Di luar Lumbung Padi, setiap kelompok perempuan di Rasau juga melakukan jimpitan atau arisan beras. Dalam setiap pertemuan kelompok PEKKA, anggota datang dengan membawa beras, telur, atau gula. Jumlahnya beragam sesuai dengan hasil musyawarah kelompok. Misalnya, di kelompok Mekar Jaya, tiap pertemuan kelompok mereka masing-masing menyetorkan sekilo beras dan dua butir telur. Karena mereka memiliki 28 anggota, ini berarti ada 28 kilo beras dan 56 butir telur yang terkumpul setiap dua minggu sekali.

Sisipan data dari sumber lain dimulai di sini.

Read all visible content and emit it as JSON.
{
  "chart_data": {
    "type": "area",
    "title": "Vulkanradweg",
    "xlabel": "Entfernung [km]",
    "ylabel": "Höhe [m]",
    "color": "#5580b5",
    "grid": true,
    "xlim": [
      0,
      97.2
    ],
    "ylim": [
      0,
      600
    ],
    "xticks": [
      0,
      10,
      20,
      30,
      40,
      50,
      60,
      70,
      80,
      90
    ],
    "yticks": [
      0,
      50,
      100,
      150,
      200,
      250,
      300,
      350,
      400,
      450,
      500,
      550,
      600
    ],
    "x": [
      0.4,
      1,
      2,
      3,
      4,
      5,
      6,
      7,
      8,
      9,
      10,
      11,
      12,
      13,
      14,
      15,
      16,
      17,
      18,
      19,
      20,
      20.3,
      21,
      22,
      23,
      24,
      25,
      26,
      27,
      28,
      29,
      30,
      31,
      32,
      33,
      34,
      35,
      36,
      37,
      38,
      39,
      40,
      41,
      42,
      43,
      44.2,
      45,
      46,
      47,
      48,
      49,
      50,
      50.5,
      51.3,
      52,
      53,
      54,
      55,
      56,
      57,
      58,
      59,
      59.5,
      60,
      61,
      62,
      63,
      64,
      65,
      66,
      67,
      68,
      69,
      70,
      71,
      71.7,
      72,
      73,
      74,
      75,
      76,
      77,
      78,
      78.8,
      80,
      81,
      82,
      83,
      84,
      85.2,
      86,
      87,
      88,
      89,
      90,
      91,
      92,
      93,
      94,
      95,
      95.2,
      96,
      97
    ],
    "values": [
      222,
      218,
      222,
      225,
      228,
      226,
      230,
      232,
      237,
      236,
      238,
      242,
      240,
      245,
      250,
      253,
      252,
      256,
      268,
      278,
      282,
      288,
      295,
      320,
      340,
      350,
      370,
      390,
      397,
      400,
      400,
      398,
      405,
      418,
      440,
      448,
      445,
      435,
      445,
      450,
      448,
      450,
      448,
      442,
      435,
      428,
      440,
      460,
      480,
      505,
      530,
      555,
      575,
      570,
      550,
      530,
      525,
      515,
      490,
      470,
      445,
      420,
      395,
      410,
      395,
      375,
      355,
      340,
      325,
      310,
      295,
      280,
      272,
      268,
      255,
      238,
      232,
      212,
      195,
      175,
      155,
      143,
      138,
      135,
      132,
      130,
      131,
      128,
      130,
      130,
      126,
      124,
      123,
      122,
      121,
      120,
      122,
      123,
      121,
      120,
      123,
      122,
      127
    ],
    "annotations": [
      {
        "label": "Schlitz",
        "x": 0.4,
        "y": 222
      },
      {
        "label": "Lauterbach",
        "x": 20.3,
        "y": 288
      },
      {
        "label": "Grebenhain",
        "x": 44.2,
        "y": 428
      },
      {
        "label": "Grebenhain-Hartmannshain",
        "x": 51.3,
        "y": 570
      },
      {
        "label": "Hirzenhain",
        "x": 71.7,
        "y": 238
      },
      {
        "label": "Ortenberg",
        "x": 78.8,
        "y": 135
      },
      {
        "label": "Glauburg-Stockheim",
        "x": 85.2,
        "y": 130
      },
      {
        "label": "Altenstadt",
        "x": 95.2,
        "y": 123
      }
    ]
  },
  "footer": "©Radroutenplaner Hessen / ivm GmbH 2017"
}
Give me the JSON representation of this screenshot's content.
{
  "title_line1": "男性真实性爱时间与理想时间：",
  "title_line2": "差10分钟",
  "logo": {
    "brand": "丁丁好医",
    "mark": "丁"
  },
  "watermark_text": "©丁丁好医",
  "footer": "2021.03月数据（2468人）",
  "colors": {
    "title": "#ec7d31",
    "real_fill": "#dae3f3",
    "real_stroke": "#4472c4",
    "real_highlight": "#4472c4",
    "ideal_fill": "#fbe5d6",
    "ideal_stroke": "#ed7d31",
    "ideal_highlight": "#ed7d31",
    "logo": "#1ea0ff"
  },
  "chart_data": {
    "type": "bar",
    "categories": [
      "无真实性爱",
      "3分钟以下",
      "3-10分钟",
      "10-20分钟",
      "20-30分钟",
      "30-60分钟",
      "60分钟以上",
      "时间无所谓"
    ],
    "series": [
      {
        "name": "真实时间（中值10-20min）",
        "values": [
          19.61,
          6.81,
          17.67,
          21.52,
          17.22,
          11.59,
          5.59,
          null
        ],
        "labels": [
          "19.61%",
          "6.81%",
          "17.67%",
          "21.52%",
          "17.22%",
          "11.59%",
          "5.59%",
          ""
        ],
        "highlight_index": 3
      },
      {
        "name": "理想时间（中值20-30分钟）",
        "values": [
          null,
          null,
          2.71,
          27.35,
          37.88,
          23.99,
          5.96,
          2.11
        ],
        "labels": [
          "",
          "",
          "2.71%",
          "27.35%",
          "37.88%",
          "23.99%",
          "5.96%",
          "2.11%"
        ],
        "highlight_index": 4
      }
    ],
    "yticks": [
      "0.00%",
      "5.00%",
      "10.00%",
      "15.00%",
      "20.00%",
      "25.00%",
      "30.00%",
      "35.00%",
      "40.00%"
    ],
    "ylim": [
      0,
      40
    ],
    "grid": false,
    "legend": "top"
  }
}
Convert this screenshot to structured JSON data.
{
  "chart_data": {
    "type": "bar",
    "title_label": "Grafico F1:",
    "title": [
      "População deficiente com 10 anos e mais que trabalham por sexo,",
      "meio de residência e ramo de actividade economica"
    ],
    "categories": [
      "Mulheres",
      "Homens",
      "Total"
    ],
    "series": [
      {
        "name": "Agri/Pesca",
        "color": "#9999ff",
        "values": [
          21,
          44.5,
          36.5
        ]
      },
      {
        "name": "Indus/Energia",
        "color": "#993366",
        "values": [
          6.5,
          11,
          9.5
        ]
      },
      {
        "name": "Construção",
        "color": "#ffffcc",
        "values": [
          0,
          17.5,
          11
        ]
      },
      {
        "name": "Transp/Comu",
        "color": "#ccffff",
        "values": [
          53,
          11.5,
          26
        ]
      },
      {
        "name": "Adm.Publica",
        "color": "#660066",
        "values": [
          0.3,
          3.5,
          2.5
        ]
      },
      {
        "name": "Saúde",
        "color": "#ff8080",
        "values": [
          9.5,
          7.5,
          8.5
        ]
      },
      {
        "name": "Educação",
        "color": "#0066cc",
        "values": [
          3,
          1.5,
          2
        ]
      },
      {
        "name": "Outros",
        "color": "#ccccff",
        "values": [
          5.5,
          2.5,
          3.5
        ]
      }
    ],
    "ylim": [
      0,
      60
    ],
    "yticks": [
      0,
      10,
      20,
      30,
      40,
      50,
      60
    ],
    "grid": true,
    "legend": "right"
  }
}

“Nanti kita kocok nama-nama anggota, nama yang keluar akan mendapatkan beras dan telur yang terkumpul hari itu,” kata Ibu Kartinah. “Kalau ada nama yang keluar tapi orangnya tidak hadir, kita masukkan lagi namanya ke kocokan, lalu kita kocok lagi sampai keluar nama orang yang hadir. Jadi ini kan menyemangati ibu-ibu juga supaya selalu hadir di setiap pertemuan PEKKA. Kan sayang kalau dia tidak hadir, tapi namanya keluar, dia tidak bisa dapat arisannya.”